I’ve written in the past about how nervous interviews make me and the mistakes I think I’ve made. While I’m still working on improving my interviewing skills I’ve discovered a somewhat new anxiety about writing nonfiction and reporting. These are related to the editing process and incorporating information and quotes from sources into the final piece.
I worry about paraphrasing people and simply how I use the quotes to support the story. I end up obsessing over how the person I interviewed will react to the story. I worry that I might misinterpret their words while paraphrasing or even when using direct quotes they’ll feel it was taken out of context. For whatever reason I feel like I need to satisfy them in addition to readers and my editor. I guess I feel like I do have a responsibility to them since I am using their words and taking up their time.

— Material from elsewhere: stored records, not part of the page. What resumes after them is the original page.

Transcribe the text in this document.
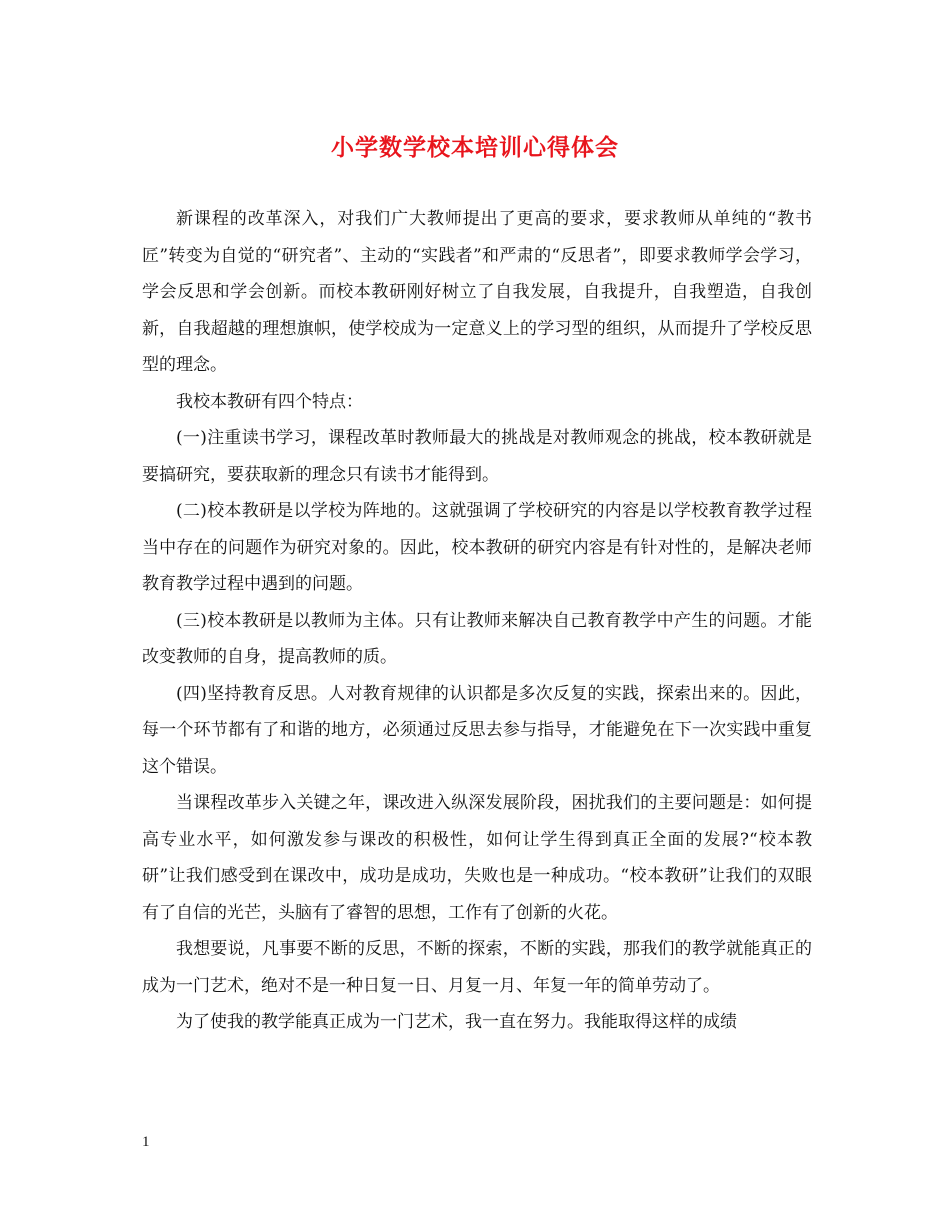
小学数学校本培训心得体会

新课程的改革深入，对我们广大教师提出了更高的要求，要求教师从单纯的“教书匠”转变为自觉的“研究者”、主动的“实践者”和严肃的“反思者”，即要求教师学会学习，学会反思和学会创新。而校本教研刚好树立了自我发展，自我提升，自我塑造，自我创新，自我超越的理想旗帜，使学校成为一定意义上的学习型的组织，从而提升了学校反思型的理念。

我校本教研有四个特点：

(一)注重读书学习，课程改革时教师最大的挑战是对教师观念的挑战，校本教研就是要搞研究，要获取新的理念只有读书才能得到。

(二)校本教研是以学校为阵地的。这就强调了学校研究的内容是以学校教育教学过程当中存在的问题作为研究对象的。因此，校本教研的研究内容是有针对性的，是解决老师教育教学过程中遇到的问题。

(三)校本教研是以教师为主体。只有让教师来解决自己教育教学中产生的问题。才能改变教师的自身，提高教师的质。

(四)坚持教育反思。人对教育规律的认识都是多次反复的实践，探索出来的。因此，每一个环节都有了和谐的地方，必须通过反思去参与指导，才能避免在下一次实践中重复这个错误。

当课程改革步入关键之年，课改进入纵深发展阶段，困扰我们的主要问题是：如何提高专业水平，如何激发参与课改的积极性，如何让学生得到真正全面的发展?“校本教研”让我们感受到在课改中，成功是成功，失败也是一种成功。“校本教研”让我们的双眼有了自信的光芒，头脑有了睿智的思想，工作有了创新的火花。

我想要说，凡事要不断的反思，不断的探索，不断的实践，那我们的教学就能真正的成为一门艺术，绝对不是一种日复一日、月复一月、年复一年的简单劳动了。

为了使我的教学能真正成为一门艺术，我一直在努力。我能取得这样的成绩

1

Though recently I had a big boost. After interviewing several people for an article I sent them all a link to the live story and more than one replied complementing me on the story. It felt like a huge weight lifting off my chest. Seriously, the stress has made me question if I should continue with this work. But those emails gave me the boost I needed to at least pick up one more assignment.
In the past I sent sources stories to review before submitting them, but that’s not always possible when working on a deadline. I’ve also read lots of mixed advice about whether or not this should be done. I wonder if anybody else deals with this kind of anxiety when writing nonfiction, or using sources for any kind of writing. I’d love to hear any thoughts you might have on the subject.